WahanaNews.co | Orang tua Bripda IDF bersama tim pengacara keluarga mendatangi Bareskrim Polri.
Kedatangan mereka untuk meminta penanganan kasus polisi tembak polisi yang tengah diusut oleh Polres Bogor ditangani Bareskrim Polri.
Baca Juga:
Polisi Ungkap Motif Ivan Sugianto Paksa Siswa SMA Sujud-Menggongong
"Kami sebenarnya mau membuat laporan dan di mana akhirnya perwira konsul malah mengakomodir kami untuk membantu menarik laporan tersebut ke Mabes Polri di mana kenapa kami meminta untuk ditarik ke Mabes Polri," kata pengacara keluarga Bripda IDF, Yustinus Siahaan, di Mabes Polri, Jakarta Selatan, Jumat (04/08/23).
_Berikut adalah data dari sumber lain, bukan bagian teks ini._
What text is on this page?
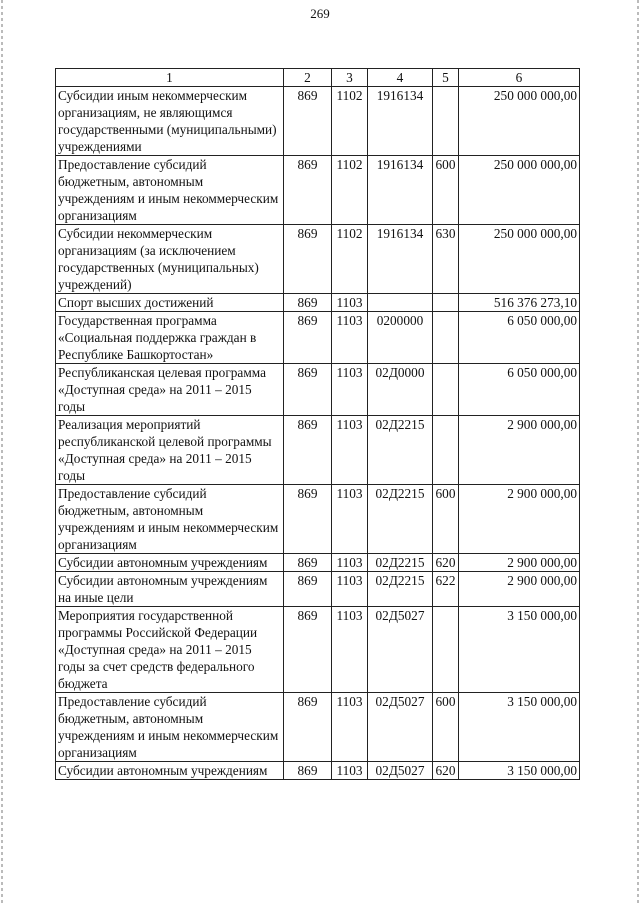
269
1	2	3	4	5	6
Субсидии иным некоммерческим организациям, не являющимся государственными (муниципальными) учреждениями	869	1102	1916134		250 000 000,00
Предоставление субсидий бюджетным, автономным учреждениям и иным некоммерческим организациям	869	1102	1916134	600	250 000 000,00
Субсидии некоммерческим организациям (за исключением государственных (муниципальных) учреждений)	869	1102	1916134	630	250 000 000,00
Спорт высших достижений	869	1103			516 376 273,10
Государственная программа «Социальная поддержка граждан в Республике Башкортостан»	869	1103	0200000		6 050 000,00
Республиканская целевая программа «Доступная среда» на 2011 – 2015 годы	869	1103	02Д0000		6 050 000,00
Реализация мероприятий республиканской целевой программы «Доступная среда» на 2011 – 2015 годы	869	1103	02Д2215		2 900 000,00
Предоставление субсидий бюджетным, автономным учреждениям и иным некоммерческим организациям	869	1103	02Д2215	600	2 900 000,00
Субсидии автономным учреждениям	869	1103	02Д2215	620	2 900 000,00
Субсидии автономным учреждениям на иные цели	869	1103	02Д2215	622	2 900 000,00
Мероприятия государственной программы Российской Федерации «Доступная среда» на 2011 – 2015 годы за счет средств федерального бюджета	869	1103	02Д5027		3 150 000,00
Предоставление субсидий бюджетным, автономным учреждениям и иным некоммерческим организациям	869	1103	02Д5027	600	3 150 000,00
Субсидии автономным учреждениям	869	1103	02Д5027	620	3 150 000,00
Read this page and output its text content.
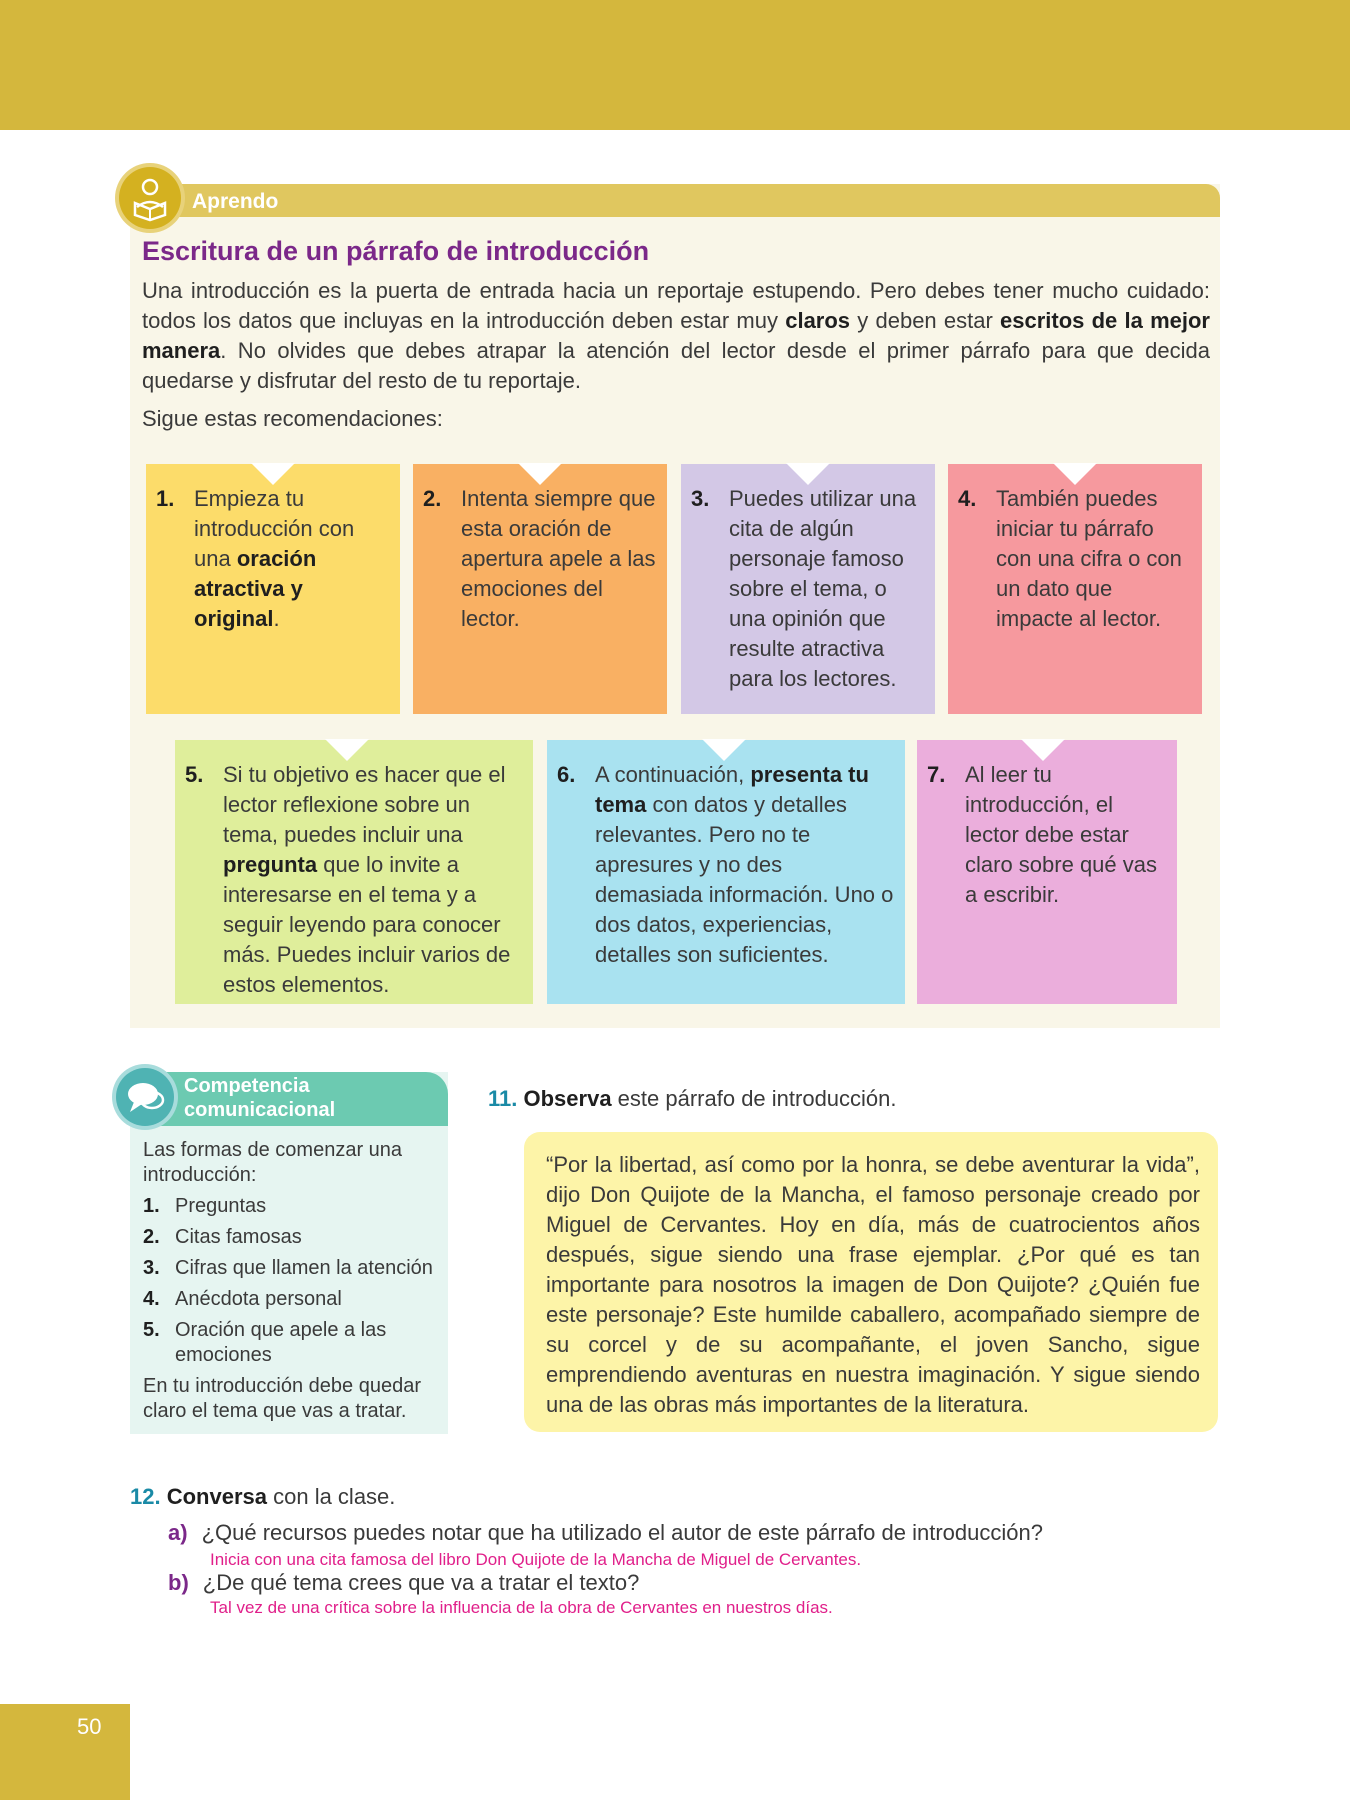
Aprendo
Escritura de un párrafo de introducción

Una introducción es la puerta de entrada hacia un reportaje estupendo. Pero debes tener mucho cuidado: todos los datos que incluyas en la introducción deben estar muy claros y deben estar escritos de la mejor manera. No olvides que debes atrapar la atención del lector desde el primer párrafo para que decida quedarse y disfrutar del resto de tu reportaje.

Sigue estas recomendaciones:

1. Empieza tu introducción con una oración atractiva y original.
2. Intenta siempre que esta oración de apertura apele a las emociones del lector.
3. Puedes utilizar una cita de algún personaje famoso sobre el tema, o una opinión que resulte atractiva para los lectores.
4. También puedes iniciar tu párrafo con una cifra o con un dato que impacte al lector.
5. Si tu objetivo es hacer que el lector reflexione sobre un tema, puedes incluir una pregunta que lo invite a interesarse en el tema y a seguir leyendo para conocer más. Puedes incluir varios de estos elementos.
6. A continuación, presenta tu tema con datos y detalles relevantes. Pero no te apresures y no des demasiada información. Uno o dos datos, experiencias, detalles son suficientes.
7. Al leer tu introducción, el lector debe estar claro sobre qué vas a escribir.
Competencia
comunicacional

Las formas de comenzar una introducción:

1. Preguntas
2. Citas famosas
3. Cifras que llamen la atención
4. Anécdota personal
5. Oración que apele a las emociones

En tu introducción debe quedar claro el tema que vas a tratar.

11. Observa este párrafo de introducción.

“Por la libertad, así como por la honra, se debe aventurar la vida”, dijo Don Quijote de la Mancha, el famoso personaje creado por Miguel de Cervantes. Hoy en día, más de cuatrocientos años después, sigue siendo una frase ejemplar. ¿Por qué es tan importante para nosotros la imagen de Don Quijote? ¿Quién fue este personaje? Este humilde caballero, acompañado siempre de su corcel y de su acompañante, el joven Sancho, sigue emprendiendo aventuras en nuestra imaginación. Y sigue siendo una de las obras más importantes de la literatura.

12. Conversa con la clase.
a) ¿Qué recursos puedes notar que ha utilizado el autor de este párrafo de introducción?
Inicia con una cita famosa del libro Don Quijote de la Mancha de Miguel de Cervantes.
b) ¿De qué tema crees que va a tratar el texto?
Tal vez de una crítica sobre la influencia de la obra de Cervantes en nuestros días.
50
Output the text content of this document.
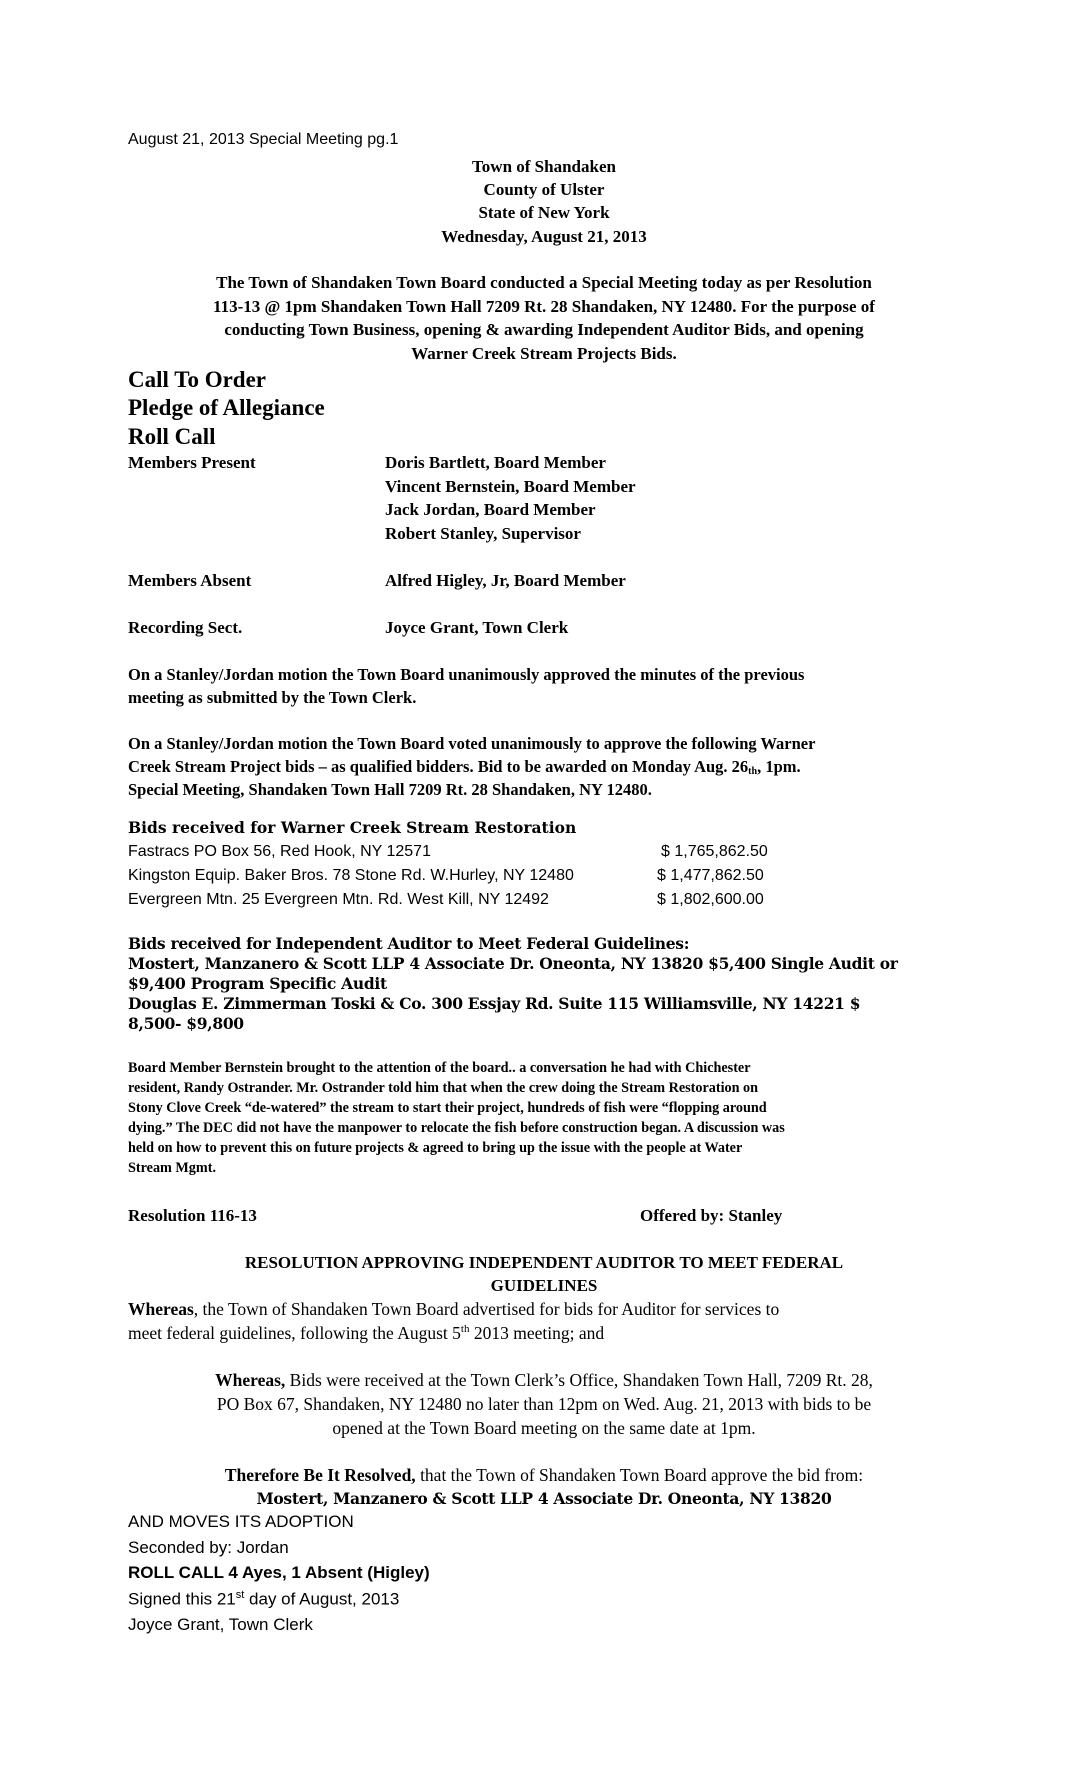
August 21, 2013 Special Meeting pg.1
Town of Shandaken
County of Ulster
State of New York
Wednesday, August 21, 2013
The Town of Shandaken Town Board conducted a Special Meeting today as per Resolution
113-13 @ 1pm Shandaken Town Hall 7209 Rt. 28 Shandaken, NY 12480. For the purpose of
conducting Town Business, opening & awarding Independent Auditor Bids, and opening
Warner Creek Stream Projects Bids.
Call To Order
Pledge of Allegiance
Roll Call
Members Present	Doris Bartlett, Board Member
Vincent Bernstein, Board Member
Jack Jordan, Board Member
Robert Stanley, Supervisor
Members Absent	Alfred Higley, Jr, Board Member
Recording Sect.	Joyce Grant, Town Clerk
On a Stanley/Jordan motion the Town Board unanimously approved the minutes of the previous
meeting as submitted by the Town Clerk.
On a Stanley/Jordan motion the Town Board voted unanimously to approve the following Warner
Creek Stream Project bids – as qualified bidders. Bid to be awarded on Monday Aug. 26th, 1pm.
Special Meeting, Shandaken Town Hall 7209 Rt. 28 Shandaken, NY 12480.
Bids received for Warner Creek Stream Restoration
Fastracs PO Box 56, Red Hook, NY 12571	$ 1,765,862.50
Kingston Equip. Baker Bros. 78 Stone Rd. W.Hurley, NY 12480	$ 1,477,862.50
Evergreen Mtn. 25 Evergreen Mtn. Rd. West Kill, NY 12492	$ 1,802,600.00
Bids received for Independent Auditor to Meet Federal Guidelines:
Mostert, Manzanero & Scott LLP 4 Associate Dr. Oneonta, NY 13820 $5,400 Single Audit or
$9,400 Program Specific Audit
Douglas E. Zimmerman Toski & Co. 300 Essjay Rd. Suite 115 Williamsville, NY 14221 $
8,500- $9,800
Board Member Bernstein brought to the attention of the board.. a conversation he had with Chichester
resident, Randy Ostrander. Mr. Ostrander told him that when the crew doing the Stream Restoration on
Stony Clove Creek “de-watered” the stream to start their project, hundreds of fish were “flopping around
dying.” The DEC did not have the manpower to relocate the fish before construction began. A discussion was
held on how to prevent this on future projects & agreed to bring up the issue with the people at Water
Stream Mgmt.
Resolution 116-13	Offered by: Stanley
RESOLUTION APPROVING INDEPENDENT AUDITOR TO MEET FEDERAL
GUIDELINES
Whereas, the Town of Shandaken Town Board advertised for bids for Auditor for services to
meet federal guidelines, following the August 5th 2013 meeting; and
Whereas, Bids were received at the Town Clerk’s Office, Shandaken Town Hall, 7209 Rt. 28,
PO Box 67, Shandaken, NY 12480 no later than 12pm on Wed. Aug. 21, 2013 with bids to be
opened at the Town Board meeting on the same date at 1pm.
Therefore Be It Resolved, that the Town of Shandaken Town Board approve the bid from:
Mostert, Manzanero & Scott LLP 4 Associate Dr. Oneonta, NY 13820
AND MOVES ITS ADOPTION
Seconded by: Jordan
ROLL CALL 4 Ayes, 1 Absent (Higley)
Signed this 21st day of August, 2013
Joyce Grant, Town Clerk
Yustinus mengatakan permintaan itu lantaran pihak keluarga merasa tak puas atas klaim bahwa tewasnya Bripda IDF karena kelalaian tersangka.
Sebab, pihaknya menduga tewasnya Bripda IDF merupakan pembunuhan berencana sebagaimana Pasal 340 KUHP.
Baca Juga:
Sempat Kaget Waktu Ditangkap, Kejagung Jebloskan Ronald Tannur ke Rutan
"Kami merasa kecewa dengan hasil gelar perkara kemarin Polres Bogor di mana sebenarnya ada fakta-fakta yang mengarah ke 340 tapi diabaikan oleh penyidik," ungkapnya.
Menurut Yustinus, terdapat kejanggalan ketika Bripda IMS mengambil senjata api (senpi) rakitan ilegal yang kemudian meletus. Hal itu pun, kata dia, sudah disampaikan pihaknya saat gelar perkara di Polres Bogor, Selasa (1/8).
"Saya bilang ini janggal kalau dia ngambil langsung meletus, itu tidak mungkin, jadi itu pasti sudah dipersiapkan," katanya.
Menurut dia, Kasat Reskim Polres Bogor pun menyatakan bahwa saksi-saksi di tempat kejadian perkara juga melihat bahwa magasin sudah dimasukkan ke dalam senjata dan sudah dikokang.
"Sehingga saat mengambil dari belakang begini, posisi tangan dia sudah di trigger dan mengayunkan ke arah almarhum, sehingga meletus dan mengenai leher serta menyebabkan kematian almarhum," ucapnya.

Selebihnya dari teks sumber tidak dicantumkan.